Re: ketchup script and 3.0
From: Matt Mackall
Date: Tue Jun 07 2011 - 16:46:20 EST
On Tue, 2011-06-07 at 23:32 +0300, Stratos Psomadakis wrote:
> On 06/07/2011 11:10 PM, Matt Mackall wrote:
> > On Tue, 2011-06-07 at 22:48 +0300, Stratos Psomadakis wrote:
> >> On 06/07/2011 03:53 PM, Matt Mackall wrote:
> >>> On Tue, 2011-06-07 at 08:40 +0100, Frank Kingswood wrote:
> >>>> Hi!
> >>>>
> >>>> With Linux 3.0 approaching rapidly, is the ketchup script known to work?
> >>>> It has this tempting <ver> parameter but I've always passed in "2.6" there.
> >>> It's on its third maintainer now and I've already forgotten the name of
> >>> the new guy.
> >> It's me :P
> >>
> >> I uploaded the ketchup code at github, and added some code to handle 3.x
> >> versions, but I've not tested it very much, so it's still in a separate
> >> branch. [1]
> >> You can check it out/test it, if you want.
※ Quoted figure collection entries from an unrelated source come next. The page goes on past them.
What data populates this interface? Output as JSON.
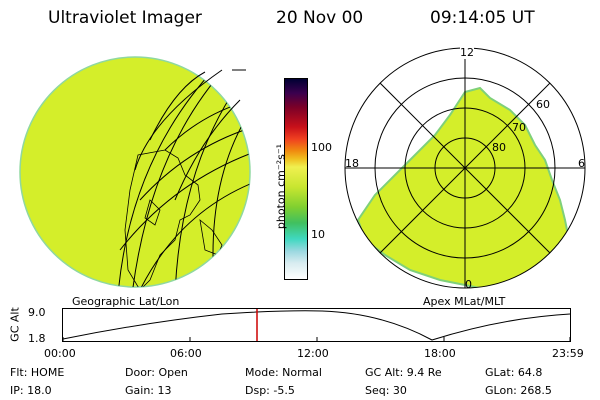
{
  "header": {
    "instrument": "Ultraviolet Imager",
    "date": "20 Nov 00",
    "time": "09:14:05 UT"
  },
  "panels": {
    "left_label": "Geographic Lat/Lon",
    "right_label": "Apex MLat/MLT"
  },
  "colorbar": {
    "unit_label": "photon cm⁻²s⁻¹",
    "ticks": [
      "100",
      "10"
    ],
    "colors": [
      "#000033",
      "#3a004e",
      "#7a0028",
      "#c8101a",
      "#f04020",
      "#f08c10",
      "#f0c020",
      "#f0f050",
      "#c8e630",
      "#80d030",
      "#40c060",
      "#40d8c0",
      "#9ad8e0",
      "#d8ecf0",
      "#ffffff"
    ]
  },
  "polar_plot": {
    "mlt_labels": {
      "top": "12",
      "left": "18",
      "right": "6",
      "bottom": "0"
    },
    "lat_labels": [
      "60",
      "70",
      "80"
    ]
  },
  "altitude_plot": {
    "ylabel": "GC Alt",
    "yticks": [
      "9.0",
      "1.8"
    ],
    "xticks": [
      "00:00",
      "06:00",
      "12:00",
      "18:00",
      "23:59"
    ],
    "current_time_marker": "09:14"
  },
  "info": {
    "flt": "Flt: HOME",
    "ip": "IP: 18.0",
    "door": "Door: Open",
    "gain": "Gain: 13",
    "mode": "Mode: Normal",
    "dsp": "Dsp:   -5.5",
    "gc_alt": "GC Alt: 9.4 Re",
    "seq": "Seq: 30",
    "glat": "GLat:  64.8",
    "glon": "GLon: 268.5"
  },
  "colors": {
    "aurora_fill": "#d4ee2a",
    "aurora_edge": "#7fd07a",
    "marker": "#cc0000"
  }
}
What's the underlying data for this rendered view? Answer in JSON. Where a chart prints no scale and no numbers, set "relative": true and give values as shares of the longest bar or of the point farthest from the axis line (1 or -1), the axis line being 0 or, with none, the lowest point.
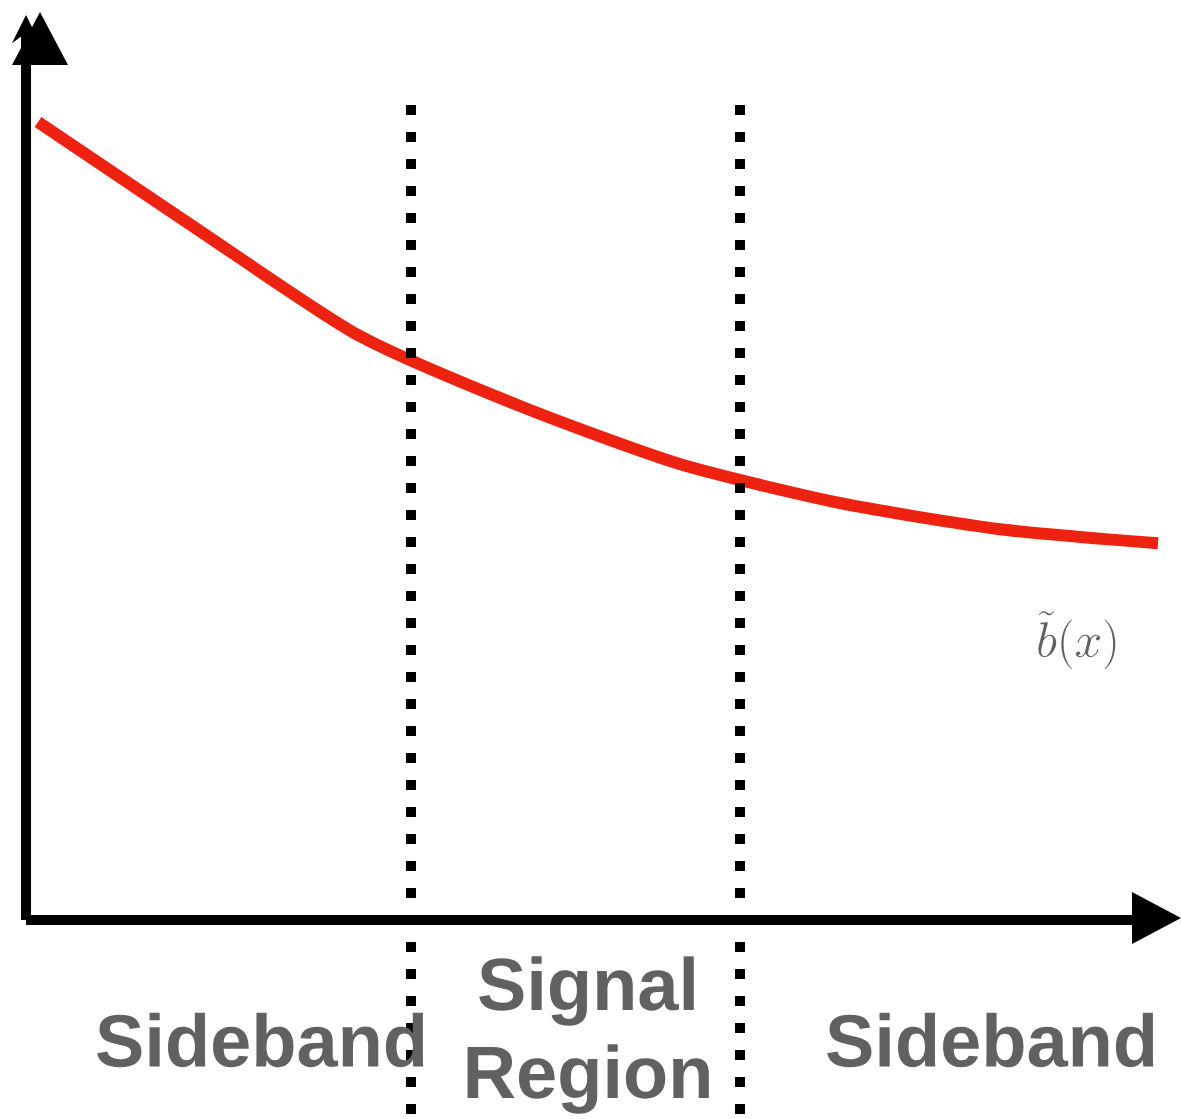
{
  "chart_data": {
    "type": "line",
    "relative": true,
    "categories": [
      null,
      null,
      null,
      null,
      null,
      null,
      null,
      null
    ],
    "series": [
      {
        "name": "\\tilde{b}(x)",
        "color": "#ee2211",
        "values": [
          1,
          0.865,
          0.733,
          0.645,
          0.572,
          0.523,
          0.49,
          0.472
        ]
      }
    ],
    "annotations": [
      "Sideband",
      "Signal Region",
      "Sideband"
    ],
    "legend": false,
    "marker": "none"
  }
}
If it works without problems,
> >> when linux-3.0 gets released, I'll tag a new version of ketchup and
> >> notify distro maintainers to upgrade their packages.
> > I took a brief glance at your changes. You'll probably want to teach it
> > that 2.6.39++ == 3.0 so that people can seamlessly move back and forth
> > between the two ranges. This wasn't something that made sense across the
> > 2.4/2.6 transition.
> >
> > Oh, wait, maybe I've spotted the code for this.
> >
> > Thinking ahead just a bit, it'd be nice if we could just declare in
> > advance that 3.9++ == 4.0. If we're going to bump the major number at
> > arbitrary points, that's the most obvious one. It's approximately 3
> > years out at the current rate which seems like a good pace. Then tools
> > like ketchup and other tools that handle these version numbers could
> > just do all this once.
> >
> > Linus?
> Yeap, that would be nice, indeed. Otherwise, ketchup code (and other
> tools probably) will get uglier and uglier as major numbers advance, and
> I made it look ugly already (although this is probably 'thinking way
> into the future').
Well it can in fact be managed with a list of transition points rather
than a cascade of if statements.
But my point is that if we have adhoc transitions, we will encounter the
"fix all the scripts and websites" pain at every transition. And tools
that are managed via distros and the like can literally take years to
get into the hands of users. It'd be nice if the copy of ketchup shipped
in <enterprise distro> just worked 3 years from now because 4.0 wasn't a
surprise.
--
Mathematics is the supreme nostalgia of our time.